Overview of "The Burer-Monteiro SDP method can fail even above the Barvinok-Pataki bound"

Keywords: Non-convex optimization, rank-constrained semidefinite programming, optimization on smooth manifolds

Overview: The so-called Burer-Monteiro method is an extremely popular heuristic for solving semidefinite programs (SDPs) in practice, and there has been much recent interest in obtaining a better theoretical understanding of its empirical success. The method, pioneered by Burer and Monteiro in the early 2000s [BM03, BM05], involves solving an SDP of the form

\[\begin{align} \label{eq:SDP} \tag{SDP} \begin{split} &\min_{X \in \mathbb{S}^{n \times n}} \langle C, X \rangle \\ \text{s.t. } &\langle B_i, X \rangle = b_i \text{ for all $1 \le i \le m$}, \\ &X \succeq 0, \end{split} \end{align}\]

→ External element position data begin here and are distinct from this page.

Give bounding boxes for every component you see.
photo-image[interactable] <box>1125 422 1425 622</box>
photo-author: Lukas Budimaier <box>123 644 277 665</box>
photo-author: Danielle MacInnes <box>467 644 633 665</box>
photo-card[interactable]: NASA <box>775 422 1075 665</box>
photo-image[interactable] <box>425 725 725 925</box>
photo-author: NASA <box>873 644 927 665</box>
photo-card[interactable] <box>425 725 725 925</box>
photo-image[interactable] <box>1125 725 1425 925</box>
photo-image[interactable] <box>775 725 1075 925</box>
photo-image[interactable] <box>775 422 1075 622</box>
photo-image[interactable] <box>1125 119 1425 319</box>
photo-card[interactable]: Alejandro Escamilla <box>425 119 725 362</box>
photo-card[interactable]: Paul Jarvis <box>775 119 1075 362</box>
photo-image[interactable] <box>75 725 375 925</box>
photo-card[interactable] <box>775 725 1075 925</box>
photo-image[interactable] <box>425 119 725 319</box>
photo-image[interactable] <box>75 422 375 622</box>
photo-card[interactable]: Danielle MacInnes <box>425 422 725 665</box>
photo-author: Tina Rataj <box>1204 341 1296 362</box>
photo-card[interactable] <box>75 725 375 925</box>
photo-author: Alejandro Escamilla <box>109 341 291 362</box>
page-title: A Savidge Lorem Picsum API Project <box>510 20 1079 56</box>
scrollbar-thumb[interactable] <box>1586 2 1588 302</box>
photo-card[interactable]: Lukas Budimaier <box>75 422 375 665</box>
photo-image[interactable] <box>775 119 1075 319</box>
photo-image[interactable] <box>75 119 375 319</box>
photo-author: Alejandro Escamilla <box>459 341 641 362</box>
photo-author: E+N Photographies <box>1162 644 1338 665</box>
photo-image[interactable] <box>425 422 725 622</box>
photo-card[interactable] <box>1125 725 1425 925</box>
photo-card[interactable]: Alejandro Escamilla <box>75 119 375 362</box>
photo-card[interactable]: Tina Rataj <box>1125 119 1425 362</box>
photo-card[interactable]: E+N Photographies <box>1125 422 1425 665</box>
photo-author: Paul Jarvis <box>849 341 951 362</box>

by instead solving the factorized “reformulation”

\[\begin{align} \label{eq:BM} \tag{BM} \begin{split} &\min_{Y \in \mathbb{R}^{n \times p}} \langle C, YY^\top \rangle \\ \text{s.t. } &\langle B_i, YY^\top \rangle = b_i \text{ for all $1 \le i \le m$}. \\ \end{split} \end{align}\]

Here, $C, B_i \in \mathbb{S}^{n \times n}, b_i \in \mathbb{R}.$

If $\bar{Y} \in \mathbb{R}^{n \times p}$ is an optimum for (BM), the hope is that $\bar{Y} \bar{Y}^\top \in \mathbb{S}^{n \times n}$ is an optimum for (SDP). Thus, the idea is to obtain $\bar{Y}$ (and therefore $\bar{Y} \bar{Y}^\top$) by solving (BM) using nonlinear programming methods like ALM or manifold-based algorithms like Riemannian gradient descent or a Riemannian trust-region method. The advantage of solving (BM) instead of (SDP) is that when $p \ll n$, the search space of (BM) is much lower dimensional than that of (SDP), so solving (BM) yields significant time and memory savings. (Indeed, memory is a serious bottleneck for large-scale SDPs.)

However, going from (SDP) to (BM) can be viewed as adding a rank constraint ($\text{rank} (X) \le p$) to (SDP), so it is not a priori clear whether

the optimal value is preserved after introducing this rank constraint (in other words, whether there exists an optimal solution for (SDP) with rank at most $p$), and
whether (BM) can be solved to global optimality, since it is a non-convex problem.

In regards to the first barrier, Barvinok and Pataki [Bar95, Pat98] showed that if the feasible region of (SDP) is compact, then there is a global optimum of rank at most $\sqrt{2m}$. Thus, setting $p \ge \sqrt{2m}$ is provably “safe” in regards to the first barrier (and $\sqrt{2m} \ll n$ in the vast majority of applications). The second barrier is more serious, but it was shown in the seminal work of Boumal, Voroninski, and Bandeira [BVB16, BVB18] that when $p \ge \sqrt{2m}$, all second-order critical points of (BM) are globally optimal for generic cost matrices $C$. (This kind of result is often called “benign non-convexity.”)

Combining these results, for generic cost matrices and when $p \ge \sqrt{2m}$, algorithms exist which provably converge to a global optimum $\bar{Y}$ of (BM), for which $\bar{Y} \bar{Y}^\top$ is a global optimum of (SDP). A line of follow-up work [BBJN18, PJB18, CM21] gives polynomial-time convergence guarantees for smoothed instances. However, it was unknown whether this “generic cost matrices” caveat was even necessary. Indeed, the authors of [BVB18] comment (p. 22) that resolving whether this restriction is necessary is key to gaining a deeper understanding of the relationship between (SDP) and (BM).

Our main result (Theorem 1) shows that this restriction is necessary by constructing instances of (BM) with spurious local minima when $p$ is as large as $\Theta(m)$. We use a novel technique involving Riemannian gradient descent to prove local minimality, and furthermore, our construction is for one of the simplest and most canonical instances of (BM): that arising from the famed Goemans-Williamson Max-Cut SDP [GW95]. Our result also complements a nice result due to [BVB18] showing that when $p$ is any larger than the value used in our main construction, there are provably no spurious second-order critical points for any cost matrix. That is to say, we “complete” the story of how benign the non-convexity of (BM) is for different ranges of the parameter $p$.

At a high level, this work provides a more complete picture of the optimization landscape of (BM) (particularly the important instances arising from the Max-Cut SDP). Furthermore, it justifies the use of beyond worst-case paradigms like smoothed analysis to obtain global convergence guarantees for the Burer-Monteiro method.